After downgrading most of the eurozone on Friday, Standard & Poor's said that the continued triple-A rating for the European Financial Stability Facility, the region's rescue mechanism, depended on more participation from Germany and other nations that retained their top credit rating.
Reuters reported that once two of its guarantors, France and Austria, lost their own triple-A ratings, the EFSF's status was jeopardized. Should the EFSF be downgraded as well, that would mean higher borrowing costs for the mechanism, which would in turn reduce its effectiveness to troubled member nations.

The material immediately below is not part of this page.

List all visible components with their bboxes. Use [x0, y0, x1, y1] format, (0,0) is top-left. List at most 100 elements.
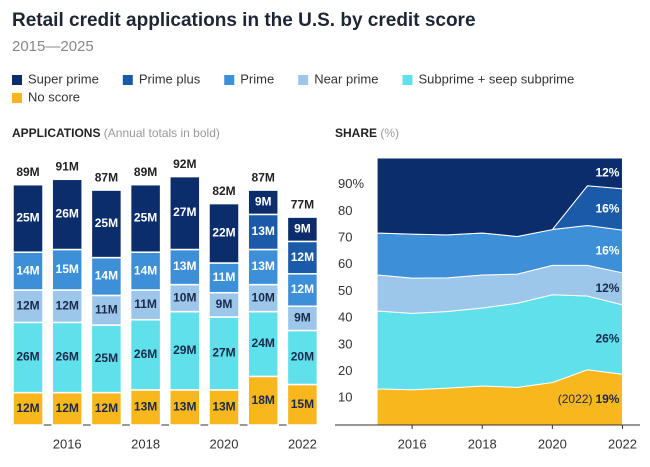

John Chambers, the chairman of S&P's sovereign rating committee, said in the report, "If you have a greater commitment from the other countries, then the EFSF could retain its triple-A rating." He added, "If you've lost two of the six triple-A guarantors, either they need to increase the backing from the four remaining triple-A guarantors or they need to raise some cash buffers."
Chambers also said that recent steps taken by the European Central Bank to boost liquidity to banks in the region had promoted a substantial monetary easing in the euro zone, which was "good news" for the ratings. He added that some of the banks might have used the funds, loaned at a low interest rate, to invest in government bonds.
On the other hand, Fitch Ratings was less confident of the success of existing ECB measures, saying that the euro zone debt crisis will not be solved without more active engagement of the ECB.